Error while using asynchronous engine with multiple machines

User 1007 | 11/30/2014, 11:11:44 AM

Hi, I have recently studied graph asynchronous processing.

I choose PageRank to measure the quality of this mechanism. I copied existing pagerank source code from graphlab/toolkits/graph_analytics/pagerank.cpp.

(1) Synchronous (2) Asynchronous with factorized = true (3) Asynchronous with factorized = false

However, some errors occur when I ran (2), (3).
The following is test environment, execution command, and error message.

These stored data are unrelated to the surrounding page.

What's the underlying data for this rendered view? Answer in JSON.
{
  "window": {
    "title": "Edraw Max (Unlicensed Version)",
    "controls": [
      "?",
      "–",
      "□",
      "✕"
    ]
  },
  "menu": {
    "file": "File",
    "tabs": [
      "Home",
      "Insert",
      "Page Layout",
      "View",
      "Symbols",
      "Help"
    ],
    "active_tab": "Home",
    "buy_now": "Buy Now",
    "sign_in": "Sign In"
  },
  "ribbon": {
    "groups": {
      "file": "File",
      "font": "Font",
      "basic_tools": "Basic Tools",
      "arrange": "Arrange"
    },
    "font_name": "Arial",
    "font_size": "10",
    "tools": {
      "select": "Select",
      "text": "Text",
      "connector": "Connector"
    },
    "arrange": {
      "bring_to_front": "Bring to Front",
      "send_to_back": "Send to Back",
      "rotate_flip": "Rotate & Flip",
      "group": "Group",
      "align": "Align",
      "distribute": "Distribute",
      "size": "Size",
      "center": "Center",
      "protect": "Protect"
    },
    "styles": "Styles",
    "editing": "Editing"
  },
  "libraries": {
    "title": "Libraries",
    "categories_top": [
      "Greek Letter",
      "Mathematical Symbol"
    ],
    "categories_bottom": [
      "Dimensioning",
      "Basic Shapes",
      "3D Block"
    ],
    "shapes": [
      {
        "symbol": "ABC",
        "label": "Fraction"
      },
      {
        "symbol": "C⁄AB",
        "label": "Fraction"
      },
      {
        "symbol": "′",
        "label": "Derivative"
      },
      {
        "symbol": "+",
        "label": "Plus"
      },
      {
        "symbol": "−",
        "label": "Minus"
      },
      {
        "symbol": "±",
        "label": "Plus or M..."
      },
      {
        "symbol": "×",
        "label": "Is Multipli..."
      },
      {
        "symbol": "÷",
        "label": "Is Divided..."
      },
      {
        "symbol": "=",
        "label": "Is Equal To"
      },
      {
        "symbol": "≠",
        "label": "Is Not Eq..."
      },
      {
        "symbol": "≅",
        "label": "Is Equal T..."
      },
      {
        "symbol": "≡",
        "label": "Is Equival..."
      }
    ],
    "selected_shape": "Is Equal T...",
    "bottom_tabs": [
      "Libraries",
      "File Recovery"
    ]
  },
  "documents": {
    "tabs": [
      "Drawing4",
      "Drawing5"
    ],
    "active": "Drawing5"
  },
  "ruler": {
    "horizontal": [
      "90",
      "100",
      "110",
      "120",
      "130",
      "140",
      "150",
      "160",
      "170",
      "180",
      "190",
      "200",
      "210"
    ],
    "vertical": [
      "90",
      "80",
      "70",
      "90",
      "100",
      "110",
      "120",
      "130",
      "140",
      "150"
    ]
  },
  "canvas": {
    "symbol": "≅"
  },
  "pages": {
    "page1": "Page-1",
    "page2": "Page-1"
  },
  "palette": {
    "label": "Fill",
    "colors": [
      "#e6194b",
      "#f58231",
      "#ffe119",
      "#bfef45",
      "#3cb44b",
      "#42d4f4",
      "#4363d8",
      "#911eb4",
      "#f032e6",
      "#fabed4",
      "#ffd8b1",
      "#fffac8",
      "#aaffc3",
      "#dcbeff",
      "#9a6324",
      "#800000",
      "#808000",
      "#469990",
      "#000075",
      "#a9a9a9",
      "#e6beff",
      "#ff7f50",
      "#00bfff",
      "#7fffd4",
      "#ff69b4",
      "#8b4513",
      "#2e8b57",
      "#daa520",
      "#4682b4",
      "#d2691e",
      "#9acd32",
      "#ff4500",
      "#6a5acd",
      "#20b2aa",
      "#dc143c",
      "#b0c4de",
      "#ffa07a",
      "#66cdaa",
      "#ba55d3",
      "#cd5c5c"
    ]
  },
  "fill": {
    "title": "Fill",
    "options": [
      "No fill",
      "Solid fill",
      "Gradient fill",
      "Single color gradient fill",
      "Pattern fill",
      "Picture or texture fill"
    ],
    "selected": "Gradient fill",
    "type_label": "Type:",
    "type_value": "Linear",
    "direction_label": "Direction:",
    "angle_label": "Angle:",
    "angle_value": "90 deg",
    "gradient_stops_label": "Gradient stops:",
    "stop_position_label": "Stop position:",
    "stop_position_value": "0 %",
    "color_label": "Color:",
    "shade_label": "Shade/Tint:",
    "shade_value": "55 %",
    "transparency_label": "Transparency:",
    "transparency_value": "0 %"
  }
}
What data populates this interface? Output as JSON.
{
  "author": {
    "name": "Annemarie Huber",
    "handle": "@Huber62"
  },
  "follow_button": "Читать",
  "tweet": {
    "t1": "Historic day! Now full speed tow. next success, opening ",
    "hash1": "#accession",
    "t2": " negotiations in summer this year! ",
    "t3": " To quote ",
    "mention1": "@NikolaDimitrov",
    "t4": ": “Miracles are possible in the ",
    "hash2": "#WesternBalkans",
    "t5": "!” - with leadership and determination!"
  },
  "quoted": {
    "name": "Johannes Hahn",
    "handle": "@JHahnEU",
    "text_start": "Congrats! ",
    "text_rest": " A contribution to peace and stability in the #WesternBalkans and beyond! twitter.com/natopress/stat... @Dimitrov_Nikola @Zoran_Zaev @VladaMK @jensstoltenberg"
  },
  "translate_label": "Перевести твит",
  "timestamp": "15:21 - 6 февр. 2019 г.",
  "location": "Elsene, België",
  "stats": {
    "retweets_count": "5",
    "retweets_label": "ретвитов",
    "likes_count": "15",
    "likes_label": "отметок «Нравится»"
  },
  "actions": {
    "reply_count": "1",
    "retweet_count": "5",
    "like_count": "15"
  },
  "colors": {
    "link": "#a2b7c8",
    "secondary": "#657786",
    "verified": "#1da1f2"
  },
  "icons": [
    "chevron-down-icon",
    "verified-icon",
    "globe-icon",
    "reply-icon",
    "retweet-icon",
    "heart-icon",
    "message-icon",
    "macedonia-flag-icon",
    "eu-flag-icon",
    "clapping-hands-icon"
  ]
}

  • Platform: AWS EC2, m3.xlarge * 33 ( 1 Master, 32 Workers )
  • Test data: #Vertices = 10^7, #Edge = 10^8, with power law skewed factor = 1.76
  • GraphLab version: 2.2 (PowerGraph)
  • Command : mpiexec -n 32 env CLASSPATH=/home/ubuntu/hadoop/bin/hadoop classpath \
    ~/graphlab/release/apps/pagerankapp/pagerankapp \
    --tol ${tol} \
    --engine async \
    --format adj \
    --graph_opts ingress=random \ --graph "$hdfspath"/user/${USER}/input/${inputgraph} \
    --saveprefix "$hdfspath"/"$outputdir"

    • Error Message:

      INFO: asyncconsistentengine.hpp(setendgamemode:805): Endgame mode 0: 6FAILED!! Cannot Stop Eating! 0: 46FAILED!! Cannot Stop Eating! 0: 5FAILED!! Cannot Stop Eating!

    I found some discussion on GraphLab Forum. http://forum.graphlab.com/discussion/186/error-while-using-asynchronous-engine

    Following these suggestion, I tried

    (1) Commented out #define RPCDONOT … (Yucheng's suggestion); (2) and dividing input file into smaller part, it sometime work with 2 machines.

    With more machines (e.g. 4 machines), graphlab will get stuck.

    Could you give me some advice about this? I will be grateful for any help you can provide.

Comments

User 6 | 12/7/2014, 7:23:55 AM

Hi, It sounds like a PowerGraph bug. We do not have a workaround for that, besides varying the number of machines.